In the past couple of years, the company has launched Genius, a machine learning engine that analyses user navigation and “offers content that is not only the results of the user's browsing, but which is notably calibrated on the basis of his past browsing.” In other words, it analyses the semantic content of the text and offers similar content based on the "mood".

When it comes to transforming from a legacy media company to a data-driven digital media enterprise, CN is far from the only player on the field. Long-time CN competitor Hearst Communications is also making massive strives towards building out its data strategy.

 

Hearst’s Data-Driven Future

Like CN, Hearst is a privately owned legacy media company that has been around for over 100 years. However, Hearst, which long ago opted to value profits over prestige, is larger and more diversified. As such, Hearst is a bit more ahead of the curve when it comes to data-driven innovation and data democratization.

Similar to CN, Hearst is already using machine learning and AI to better understand what drives reader engagement. For example, leveraging Google Cloud Natural Language API, Hearst can now sort, label, and categorize an average of 3,000 new articles every day. This capability allows them to more effectively predict future ad performance by content categories and help advertisers build more targeted campaigns. 

Another interesting data project is HANS (Hearst Analytics Slackbot), an editorial insights tool that mines text and reader behavioral data to identify trending topics, key facts and even suggest new stories for reporters.

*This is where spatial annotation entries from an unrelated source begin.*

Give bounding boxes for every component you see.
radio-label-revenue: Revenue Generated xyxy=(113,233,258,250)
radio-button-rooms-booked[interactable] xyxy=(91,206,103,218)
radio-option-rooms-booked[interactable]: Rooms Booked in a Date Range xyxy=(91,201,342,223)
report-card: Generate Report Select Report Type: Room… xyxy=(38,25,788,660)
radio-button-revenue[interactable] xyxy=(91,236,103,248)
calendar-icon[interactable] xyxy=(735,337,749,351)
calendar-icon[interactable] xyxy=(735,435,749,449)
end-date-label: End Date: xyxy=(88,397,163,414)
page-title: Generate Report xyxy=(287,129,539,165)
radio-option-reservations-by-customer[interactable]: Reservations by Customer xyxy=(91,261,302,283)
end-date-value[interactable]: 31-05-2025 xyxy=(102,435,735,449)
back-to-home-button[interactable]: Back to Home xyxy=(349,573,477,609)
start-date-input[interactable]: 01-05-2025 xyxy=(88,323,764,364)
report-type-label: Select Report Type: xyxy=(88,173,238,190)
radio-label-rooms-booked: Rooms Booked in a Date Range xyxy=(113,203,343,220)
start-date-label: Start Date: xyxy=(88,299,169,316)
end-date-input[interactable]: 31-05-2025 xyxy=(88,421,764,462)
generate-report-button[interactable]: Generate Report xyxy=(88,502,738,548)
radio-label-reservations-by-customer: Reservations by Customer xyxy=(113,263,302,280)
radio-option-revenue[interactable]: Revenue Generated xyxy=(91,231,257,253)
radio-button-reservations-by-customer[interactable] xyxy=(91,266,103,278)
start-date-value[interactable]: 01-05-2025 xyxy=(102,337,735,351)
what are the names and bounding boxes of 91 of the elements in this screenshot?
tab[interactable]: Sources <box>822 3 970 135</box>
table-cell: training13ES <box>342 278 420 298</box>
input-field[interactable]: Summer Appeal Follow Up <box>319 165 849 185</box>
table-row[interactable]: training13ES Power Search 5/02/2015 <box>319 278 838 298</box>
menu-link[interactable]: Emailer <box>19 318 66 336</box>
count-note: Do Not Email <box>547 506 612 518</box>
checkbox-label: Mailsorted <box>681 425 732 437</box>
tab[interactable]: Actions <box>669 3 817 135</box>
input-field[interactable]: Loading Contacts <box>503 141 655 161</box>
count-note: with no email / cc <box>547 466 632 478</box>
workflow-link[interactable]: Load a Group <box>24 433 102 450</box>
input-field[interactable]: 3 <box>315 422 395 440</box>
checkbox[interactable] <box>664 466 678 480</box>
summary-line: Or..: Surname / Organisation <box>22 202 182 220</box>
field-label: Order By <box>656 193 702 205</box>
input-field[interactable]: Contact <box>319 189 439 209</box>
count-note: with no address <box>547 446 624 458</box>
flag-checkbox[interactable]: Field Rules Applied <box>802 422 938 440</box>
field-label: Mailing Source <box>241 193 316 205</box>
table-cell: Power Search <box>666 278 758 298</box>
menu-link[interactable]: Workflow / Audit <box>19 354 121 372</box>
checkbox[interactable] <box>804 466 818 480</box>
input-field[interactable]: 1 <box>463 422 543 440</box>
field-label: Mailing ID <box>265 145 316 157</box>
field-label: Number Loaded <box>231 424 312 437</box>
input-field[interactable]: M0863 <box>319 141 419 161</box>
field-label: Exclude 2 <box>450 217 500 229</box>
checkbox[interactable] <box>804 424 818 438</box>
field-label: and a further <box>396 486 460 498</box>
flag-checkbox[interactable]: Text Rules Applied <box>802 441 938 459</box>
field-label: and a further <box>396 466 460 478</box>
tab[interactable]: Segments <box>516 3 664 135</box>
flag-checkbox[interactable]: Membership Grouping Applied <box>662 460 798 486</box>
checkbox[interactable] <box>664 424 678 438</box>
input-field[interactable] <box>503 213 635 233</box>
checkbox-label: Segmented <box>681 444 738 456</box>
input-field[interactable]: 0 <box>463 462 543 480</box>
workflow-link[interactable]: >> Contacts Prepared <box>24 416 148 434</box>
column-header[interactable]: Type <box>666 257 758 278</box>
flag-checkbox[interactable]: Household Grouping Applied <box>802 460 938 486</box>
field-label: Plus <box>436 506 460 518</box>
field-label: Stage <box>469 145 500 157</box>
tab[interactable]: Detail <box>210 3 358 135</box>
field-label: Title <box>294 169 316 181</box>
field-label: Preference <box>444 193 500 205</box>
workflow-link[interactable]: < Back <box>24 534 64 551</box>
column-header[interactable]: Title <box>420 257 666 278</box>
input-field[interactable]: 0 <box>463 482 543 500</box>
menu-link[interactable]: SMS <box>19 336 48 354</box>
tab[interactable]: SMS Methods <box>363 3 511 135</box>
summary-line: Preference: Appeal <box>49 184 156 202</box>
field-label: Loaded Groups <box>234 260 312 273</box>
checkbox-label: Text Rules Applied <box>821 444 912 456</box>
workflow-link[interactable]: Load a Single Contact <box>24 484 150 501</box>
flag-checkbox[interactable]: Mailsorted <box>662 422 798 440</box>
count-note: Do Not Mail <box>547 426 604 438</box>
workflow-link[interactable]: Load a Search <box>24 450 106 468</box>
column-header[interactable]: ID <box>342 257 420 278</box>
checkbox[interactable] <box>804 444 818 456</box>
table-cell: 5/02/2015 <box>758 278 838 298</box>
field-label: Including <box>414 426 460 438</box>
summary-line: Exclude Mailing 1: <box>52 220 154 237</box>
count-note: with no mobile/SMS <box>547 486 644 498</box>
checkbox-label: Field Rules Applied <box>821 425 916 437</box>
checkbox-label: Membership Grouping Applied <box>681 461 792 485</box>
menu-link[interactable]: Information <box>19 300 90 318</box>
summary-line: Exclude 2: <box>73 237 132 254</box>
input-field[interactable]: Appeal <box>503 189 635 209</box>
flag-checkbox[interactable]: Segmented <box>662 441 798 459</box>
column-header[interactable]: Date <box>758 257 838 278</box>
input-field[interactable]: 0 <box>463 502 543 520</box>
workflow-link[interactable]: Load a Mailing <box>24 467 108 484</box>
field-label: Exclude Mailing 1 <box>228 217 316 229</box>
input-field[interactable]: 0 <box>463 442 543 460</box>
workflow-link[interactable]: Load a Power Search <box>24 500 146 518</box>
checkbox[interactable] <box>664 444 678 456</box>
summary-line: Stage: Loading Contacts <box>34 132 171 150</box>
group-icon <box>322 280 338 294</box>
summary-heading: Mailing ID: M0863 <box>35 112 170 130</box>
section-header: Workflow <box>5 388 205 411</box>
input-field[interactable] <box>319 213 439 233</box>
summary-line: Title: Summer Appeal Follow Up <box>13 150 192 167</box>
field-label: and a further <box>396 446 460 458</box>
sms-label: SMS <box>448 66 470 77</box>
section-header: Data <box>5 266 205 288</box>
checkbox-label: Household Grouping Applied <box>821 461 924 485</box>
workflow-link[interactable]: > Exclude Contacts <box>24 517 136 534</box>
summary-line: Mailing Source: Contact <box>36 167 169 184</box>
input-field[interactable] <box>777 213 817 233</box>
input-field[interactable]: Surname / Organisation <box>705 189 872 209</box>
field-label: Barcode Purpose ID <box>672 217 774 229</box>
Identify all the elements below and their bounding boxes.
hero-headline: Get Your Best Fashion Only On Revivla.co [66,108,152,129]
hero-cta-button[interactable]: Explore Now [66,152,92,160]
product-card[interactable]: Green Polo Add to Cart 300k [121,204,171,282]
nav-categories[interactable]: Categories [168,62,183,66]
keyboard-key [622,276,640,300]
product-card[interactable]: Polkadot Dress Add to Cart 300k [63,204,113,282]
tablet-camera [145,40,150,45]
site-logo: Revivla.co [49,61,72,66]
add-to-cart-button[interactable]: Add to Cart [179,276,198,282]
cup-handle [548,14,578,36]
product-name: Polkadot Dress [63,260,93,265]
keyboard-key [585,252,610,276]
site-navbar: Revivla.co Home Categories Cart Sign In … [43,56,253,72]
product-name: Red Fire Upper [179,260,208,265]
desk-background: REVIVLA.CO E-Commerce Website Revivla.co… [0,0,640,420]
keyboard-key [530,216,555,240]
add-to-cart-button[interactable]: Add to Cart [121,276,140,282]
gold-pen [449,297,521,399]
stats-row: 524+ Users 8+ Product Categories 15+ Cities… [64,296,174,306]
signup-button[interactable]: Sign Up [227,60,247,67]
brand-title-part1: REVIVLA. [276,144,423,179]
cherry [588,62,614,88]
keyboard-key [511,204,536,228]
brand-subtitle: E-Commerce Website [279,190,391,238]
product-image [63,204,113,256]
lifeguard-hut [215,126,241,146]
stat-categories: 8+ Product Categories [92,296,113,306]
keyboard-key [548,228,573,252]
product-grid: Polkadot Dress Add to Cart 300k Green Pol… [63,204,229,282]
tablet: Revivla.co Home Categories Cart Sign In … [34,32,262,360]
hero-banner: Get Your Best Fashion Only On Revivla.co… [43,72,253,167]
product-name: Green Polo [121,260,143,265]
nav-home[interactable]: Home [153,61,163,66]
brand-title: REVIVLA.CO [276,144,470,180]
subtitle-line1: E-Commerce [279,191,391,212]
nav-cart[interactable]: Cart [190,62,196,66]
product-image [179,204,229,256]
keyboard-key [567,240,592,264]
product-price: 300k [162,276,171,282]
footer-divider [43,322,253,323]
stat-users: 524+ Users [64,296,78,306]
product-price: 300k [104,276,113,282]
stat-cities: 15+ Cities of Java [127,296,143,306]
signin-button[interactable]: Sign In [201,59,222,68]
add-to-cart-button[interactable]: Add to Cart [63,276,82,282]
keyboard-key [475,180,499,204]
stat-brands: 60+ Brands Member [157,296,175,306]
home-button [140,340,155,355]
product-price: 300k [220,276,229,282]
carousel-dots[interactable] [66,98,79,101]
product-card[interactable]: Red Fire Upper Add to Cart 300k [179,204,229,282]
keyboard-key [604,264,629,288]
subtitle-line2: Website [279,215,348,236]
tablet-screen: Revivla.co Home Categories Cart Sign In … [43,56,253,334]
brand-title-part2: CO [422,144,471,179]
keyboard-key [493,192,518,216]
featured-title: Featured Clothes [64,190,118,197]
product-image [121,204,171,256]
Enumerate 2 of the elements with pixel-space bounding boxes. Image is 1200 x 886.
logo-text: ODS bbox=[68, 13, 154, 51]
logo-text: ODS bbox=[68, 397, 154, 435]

As the name suggests, the tool can be easily accessed by anyone at the company via slack. 

Hearst has also successfully applied AI to solve a wide variety of business challenges. For example, designed to support employees who were forced to work from home during the pandemic, Hearst launched Herbie, a “bespoke chatbot and digital assistant,” in August 2020. Should a Hearst employee have questions pertaining to support services such as IT, finance, HR, payroll, procurement, etc., all they have to do is ask Herbie.

According to a recent piece on Diginomica, Herbie:

  • handles about 1,000 support tickets a month automatically 
  • solves 31% of these without agent intervention, with that number increasing towards a planned 70-80% as the bot learns from each interaction
  • Has helped more than 60% of Hearst's workforce, or roughly 12,000 people, as of October 2021 including 1,300 first-time users in the last quarter alone

As for customer facing projects, Hearst has partnered with Browsi to build “smart” ad inventories that use AI to adapt to user behavior in real-time. Utilizing 100+ data points such as user behavior, page structure, devices, and internet connection, the system automatically decides where, when, if, and how each ad should be displayed to every single user.